Thursday, June 29, 2017

"In Reserve"



         I retied in 2010 because I needed to take care of my mother as Huntington’s Disease ate away her brain and robbed her of everything. For two years, she became the 24/7 focus of our entire family. After she died, I returned to work part-time. Originally, I thought I’d work only a couple of days each week.
         To be honest, I appreciate having a job. I love working with children in the classroom, visiting different campuses throughout the month, and building my reputation with various faculties. I like having a long list of positions to select from as I fill my calendar each week; and my part-time job turned into working almost full-time during the last two school years. Having employment keeps me out of trouble!
         I realized the other day just how fortunate we are that I can add income to our monthly budget. Right now, my pay helps cover bills that didn’t exist when I retired seven years ago, like a car payment. It goes toward the utilities, insurance, and taxes that continue to climb year-by-year. Aren’t we lucky that I have the ability to take on another job?
         My husband’s company laid-off sixty people a few weeks ago. Their projected budget for the next eighteen months means he’s safe for now, but we have an unexpected threat looming that didn’t exist in March. We’ve already run down the “what if” path and know we’ll survive because I can always go back into the workforce full-time in a job that pays more than my $80.00 per day substituting gig.
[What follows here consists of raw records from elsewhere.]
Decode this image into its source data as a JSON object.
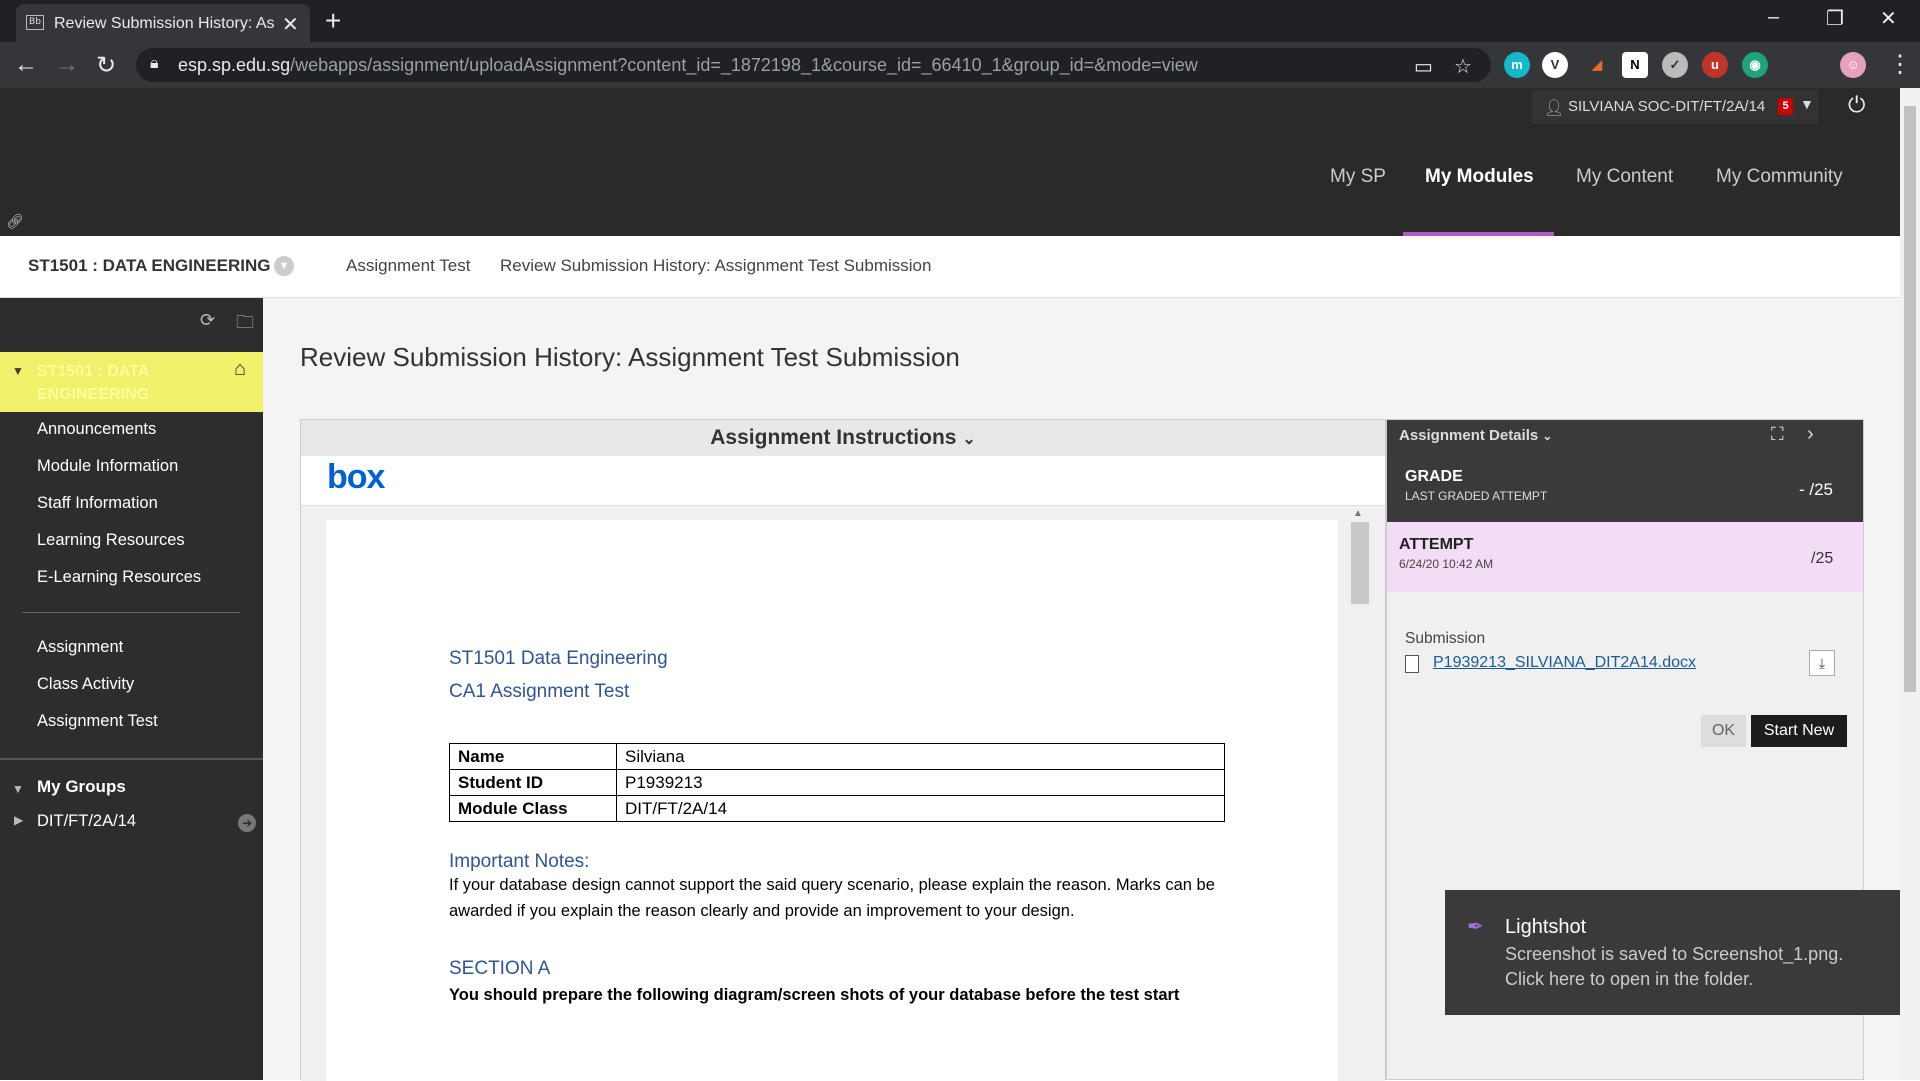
{
  "browser": {
    "tab_title": "Review Submission History: Assig",
    "tab_favicon": "Bb",
    "url_host": "esp.sp.edu.sg",
    "url_path": "/webapps/assignment/uploadAssignment?content_id=_1872198_1&course_id=_66410_1&group_id=&mode=view"
  },
  "header": {
    "user_name": "SILVIANA SOC-DIT/FT/2A/14",
    "notification_count": "5",
    "nav": [
      "My SP",
      "My Modules",
      "My Content",
      "My Community"
    ],
    "active_nav": "My Modules"
  },
  "breadcrumb": {
    "course": "ST1501 : DATA ENGINEERING",
    "items": [
      "Assignment Test",
      "Review Submission History: Assignment Test Submission"
    ]
  },
  "sidebar": {
    "course_title": "ST1501 : DATA ENGINEERING",
    "items": [
      "Announcements",
      "Module Information",
      "Staff Information",
      "Learning Resources",
      "E-Learning Resources"
    ],
    "items2": [
      "Assignment",
      "Class Activity",
      "Assignment Test"
    ],
    "groups_label": "My Groups",
    "groups": [
      "DIT/FT/2A/14"
    ]
  },
  "main": {
    "page_title": "Review Submission History: Assignment Test Submission",
    "instructions_label": "Assignment Instructions",
    "box_logo": "box",
    "doc": {
      "title1": "ST1501 Data Engineering",
      "title2": "CA1 Assignment Test",
      "table": [
        {
          "k": "Name",
          "v": "Silviana"
        },
        {
          "k": "Student ID",
          "v": "P1939213"
        },
        {
          "k": "Module Class",
          "v": "DIT/FT/2A/14"
        }
      ],
      "notes_heading": "Important Notes:",
      "notes_text": "If your database design cannot support the said query scenario, please explain the reason. Marks can be awarded if you explain the reason clearly and provide an improvement to your design.",
      "section_heading": "SECTION A",
      "section_text": "You should prepare the following diagram/screen shots of your database before the test start"
    }
  },
  "details": {
    "title": "Assignment Details",
    "grade_label": "GRADE",
    "grade_sub": "LAST GRADED ATTEMPT",
    "grade_value": "- /25",
    "attempt_label": "ATTEMPT",
    "attempt_date": "6/24/20 10:42 AM",
    "attempt_value": "/25",
    "submission_label": "Submission",
    "file_name": "P1939213_SILVIANA_DIT2A14.docx",
    "ok_label": "OK",
    "start_new_label": "Start New"
  },
  "toast": {
    "title": "Lightshot",
    "message": "Screenshot is saved to Screenshot_1.png. Click here to open in the folder."
  }
}
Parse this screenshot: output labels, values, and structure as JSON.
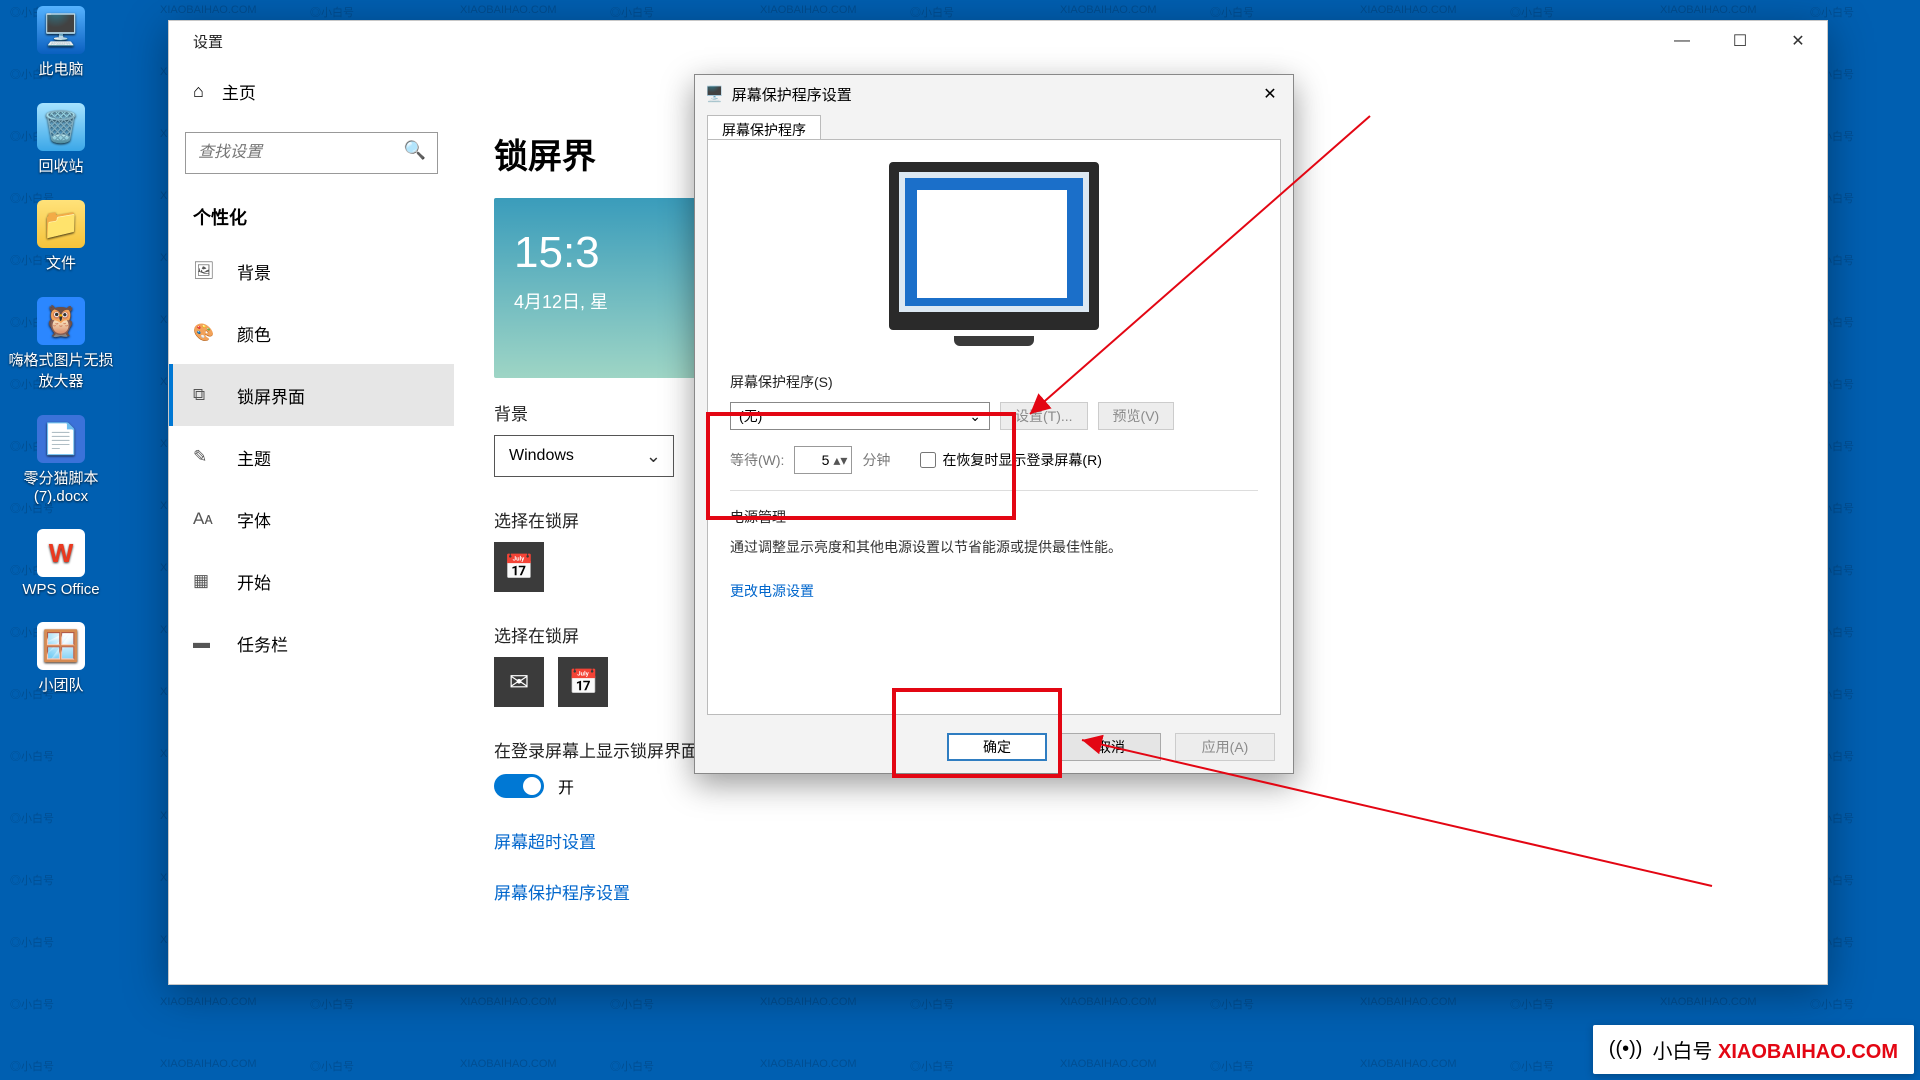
{
  "desktop": {
    "icons": [
      {
        "label": "此电脑"
      },
      {
        "label": "回收站"
      },
      {
        "label": "文件"
      },
      {
        "label": "嗨格式图片无损放大器"
      },
      {
        "label": "零分猫脚本(7).docx"
      },
      {
        "label": "WPS Office"
      },
      {
        "label": "小团队"
      }
    ]
  },
  "settings": {
    "window_title": "设置",
    "home": "主页",
    "search_placeholder": "查找设置",
    "category": "个性化",
    "nav": [
      {
        "label": "背景"
      },
      {
        "label": "颜色"
      },
      {
        "label": "锁屏界面"
      },
      {
        "label": "主题"
      },
      {
        "label": "字体"
      },
      {
        "label": "开始"
      },
      {
        "label": "任务栏"
      }
    ],
    "page_title": "锁屏界",
    "lock_time": "15:3",
    "lock_date": "4月12日, 星",
    "bg_label": "背景",
    "bg_value": "Windows",
    "choose_app_label": "选择在锁屏",
    "choose_quick_label": "选择在锁屏",
    "login_bg_label": "在登录屏幕上显示锁屏界面背景图片",
    "toggle_on": "开",
    "link_timeout": "屏幕超时设置",
    "link_saver": "屏幕保护程序设置"
  },
  "screensaver": {
    "title": "屏幕保护程序设置",
    "tab": "屏幕保护程序",
    "group_label": "屏幕保护程序(S)",
    "select_value": "(无)",
    "btn_settings": "设置(T)...",
    "btn_preview": "预览(V)",
    "wait_label": "等待(W):",
    "wait_value": "5",
    "wait_unit": "分钟",
    "resume_checkbox": "在恢复时显示登录屏幕(R)",
    "power_group": "电源管理",
    "power_desc": "通过调整显示亮度和其他电源设置以节省能源或提供最佳性能。",
    "power_link": "更改电源设置",
    "btn_ok": "确定",
    "btn_cancel": "取消",
    "btn_apply": "应用(A)"
  },
  "branding": {
    "name": "小白号",
    "domain": "XIAOBAIHAO.COM"
  }
}
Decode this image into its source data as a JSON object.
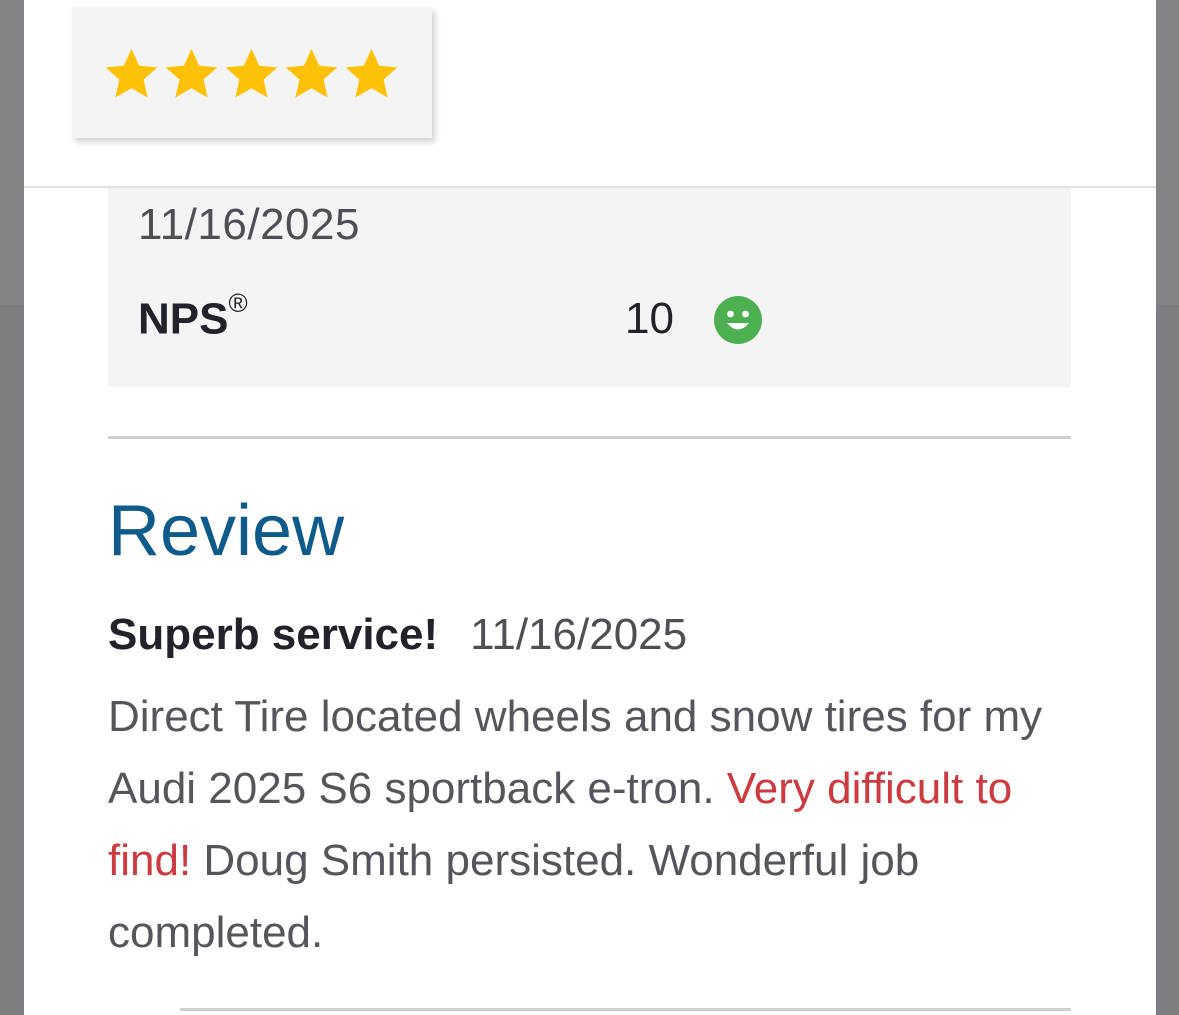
{
  "rating": {
    "stars": 5,
    "max_stars": 5,
    "star_color": "#FFC107"
  },
  "summary": {
    "date": "11/16/2025",
    "nps_label": "NPS",
    "nps_mark": "®",
    "nps_value": "10",
    "sentiment_icon": "smiley-face-icon",
    "sentiment_color": "#4CAF50"
  },
  "review": {
    "heading": "Review",
    "title": "Superb service!",
    "date": "11/16/2025",
    "body_part1": "Direct Tire located wheels and snow tires for my Audi 2025 S6 sportback e-tron. ",
    "body_highlight": "Very difficult to find!",
    "body_part2": " Doug Smith persisted. Wonderful job completed.",
    "heading_color": "#0E5A8A",
    "highlight_color": "#CD3A3F"
  }
}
         I know that many families don’t have a second income earner “in reserve” who can swoop in to rescue the day when there’s a lay-off. I worry about the single parent struggling across two minimum wage jobs. I fret about the working poor—who already pull forty-hour work weeks and cannot survive because they don’t receive a living wage. I agonize over my retired teacher friend whose pension won’t cover the rising medical insurance payment. It burdens me to know that many people don’t have savings, investments, or family to fallback on—not just in an emergency, but to make it through each and every day.